Even your attempts at sarcasm fails Mordea.
Oh, I don't know about that. I think that they are far superior to your reading comprehension.
So it's "every man for himself" except when it comes to abortion and a woman's right to choose either way?
Do you have any understanding as to what the phrase 'every man for himself' means? It's uttered when the shit hits the fan, and everyone is at the very real risk of death. In such a disaster, every individual is perfectly entitled to act in a fashion to preserve their own life.
When the woman is at the very real risk of death due to a pregnancy, then, and only then, should she be allowed to terminate.
Why ever not?
After all, if you are going to say they are as human as you are and have as much as a right to life as you do, why shouldn't they have the same privileges as you do?
Because certain privileges, such as the privilege to drive and vote, would be wasted on a fetus. Note how I'm not denying privileges based on arbitrary justification (eg. the fetus isn't a 'person') but on functional capacity required to engage in the activities required by the privilege.
You are privileged in that no one can conduct medical experiments on you without your consent, for example. You say that a fetus should have a right to life, but you don't think it should have the same privilege in matters such as 'human experimentation'?
The fetus should be protected from human experimentation. I'm of the personal opinion that animals should also be protected from experimentation.
Can you see where it gets tricky Mordea?
No?
What if the mother does not believe that life begins at conception. Why should your beliefs that life begins at conception take precedence over her beliefs?
Tough shit. My stance isn't a belief, it's a scientific fact. A fetus is alive in every sense of the word.
Who are you to determine for her when life begins? Isn't that a personal belief?
No. If it were, then a parent could claim that life only really begins at 30, and kill any of their children who step out of line.
Really? So you extend the right to life to all humans, do you? So you are just as strenuously against the death penalty?
Yes.
There used to be a poster here, long ago
Don't know, don't care. Please focus on the present instead of obfuscating.

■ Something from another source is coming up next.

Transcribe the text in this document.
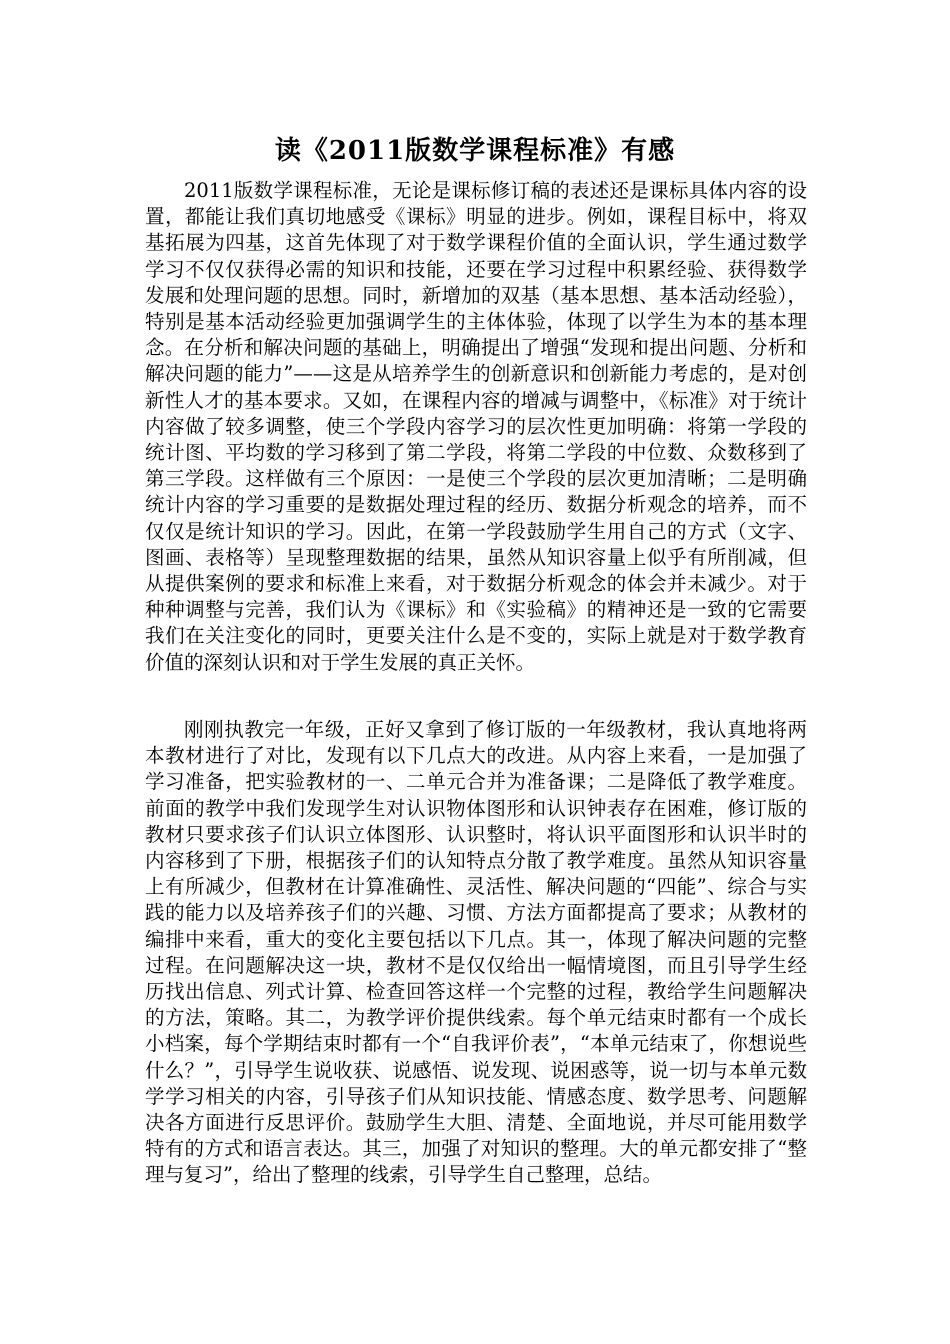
读《2011版数学课程标准》有感

2011版数学课程标准，无论是课标修订稿的表述还是课标具体内容的设置，都能让我们真切地感受《课标》明显的进步。例如，课程目标中，将双基拓展为四基，这首先体现了对于数学课程价值的全面认识，学生通过数学学习不仅仅获得必需的知识和技能，还要在学习过程中积累经验、获得数学发展和处理问题的思想。同时，新增加的双基（基本思想、基本活动经验），特别是基本活动经验更加强调学生的主体体验，体现了以学生为本的基本理念。在分析和解决问题的基础上，明确提出了增强“发现和提出问题、分析和解决问题的能力”——这是从培养学生的创新意识和创新能力考虑的，是对创新性人才的基本要求。又如，在课程内容的增减与调整中，《标准》对于统计内容做了较多调整，使三个学段内容学习的层次性更加明确：将第一学段的统计图、平均数的学习移到了第二学段，将第二学段的中位数、众数移到了第三学段。这样做有三个原因：一是使三个学段的层次更加清晰；二是明确统计内容的学习重要的是数据处理过程的经历、数据分析观念的培养，而不仅仅是统计知识的学习。因此，在第一学段鼓励学生用自己的方式（文字、图画、表格等）呈现整理数据的结果，虽然从知识容量上似乎有所削减，但从提供案例的要求和标准上来看，对于数据分析观念的体会并未减少。对于种种调整与完善，我们认为《课标》和《实验稿》的精神还是一致的它需要我们在关注变化的同时，更要关注什么是不变的，实际上就是对于数学教育价值的深刻认识和对于学生发展的真正关怀。

刚刚执教完一年级，正好又拿到了修订版的一年级教材，我认真地将两本教材进行了对比，发现有以下几点大的改进。从内容上来看，一是加强了学习准备，把实验教材的一、二单元合并为准备课；二是降低了教学难度。前面的教学中我们发现学生对认识物体图形和认识钟表存在困难，修订版的教材只要求孩子们认识立体图形、认识整时，将认识平面图形和认识半时的内容移到了下册，根据孩子们的认知特点分散了教学难度。虽然从知识容量上有所减少，但教材在计算准确性、灵活性、解决问题的“四能”、综合与实践的能力以及培养孩子们的兴趣、习惯、方法方面都提高了要求；从教材的编排中来看，重大的变化主要包括以下几点。其一，体现了解决问题的完整过程。在问题解决这一块，教材不是仅仅给出一幅情境图，而且引导学生经历找出信息、列式计算、检查回答这样一个完整的过程，教给学生问题解决的方法，策略。其二，为教学评价提供线索。每个单元结束时都有一个成长小档案，每个学期结束时都有一个“自我评价表”，“本单元结束了，你想说些什么？”，引导学生说收获、说感悟、说发现、说困惑等，说一切与本单元数学学习相关的内容，引导孩子们从知识技能、情感态度、数学思考、问题解决各方面进行反思评价。鼓励学生大胆、清楚、全面地说，并尽可能用数学特有的方式和语言表达。其三，加强了对知识的整理。大的单元都安排了“整理与复习”，给出了整理的线索，引导学生自己整理，总结。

So when pro-lifer's are camped outside hospitals and family health centres with their placards and spitting and screaming "murderer" at any individual who dares enter, they are really protesting about the deaths of cows and sheep? Okay then.
Huh? What on earth are you gabbling about?
Tell me Mordea, which country deems it illegal for a woman to miscarry a child during the late term of her pregnancy?
Relevance?
What if the woman does not want the placenta or the child in her body? It is her body, remember?
Tough shit. Many deadbeat dads don't want Child Welfare's hand in their wallet, and we don't give a shit about their feelings of injustice.
How would you feel if one day a stranger approached you and told you that your blood had been identified as being a perfect match to another individual who was very ill and that they were going to take your blood and bone marrow, and you'd have no say or right to choose in the matter? That would be acceptable to you? Should you be allowed to choose when you donate blood or bone marrow to save another person's life or maintain their right to life? Or do you believe that believing in the right to life means that anyone can take your blood or bone marrow or even a kidney or a piece of your liver to provide or maintain "life" in another human?
You could apply a similar analogy to a born child and their parents.
However, I have slightly better analogy than your crappy one. What if one day I was driving in a dangerous fashion, and struck a pedestrian who was doing no wrong. When I woke up, I was told by the doctor that in order for the victim to survive, they required frequent rare blood transfusions from me for the next 9 months.
Do I have a moral obligation to help this pedestrian, who was harmed due to my actions? I think so. Should I have legal obligation to help him? Hell yes.
A fetus is conceived through the actions of the mother and father, therefore they owe it a 'duty of care', so to speak.
You don't know why a born baby has protection under the law? You can't figure that out?
I know what a born baby has protection, and an unborn baby doesn't. Convenience. I don't agree with such hypocrisy, however.
It isn't a misrepresentation.
I am asking you a valid question.
It is a misrepresentation. And I have corrected it *numerous* times. Please, for the love of all that is holy, read my previous posts before responding.
Think about it applying to every girl and woman who menstruate and you tell me whether it would be logistically possible or not?
Why would we do that?
So now you think that woman's right to choose and what she chose is foolish?
Yes. Surely you can distinguish between allowing someone the right to choose, and regarding a choice as foolish? The mother sacrificed her life for what you consider to be a non-person. The fact that you are being so evasive in directly addressing this conundrum is telling.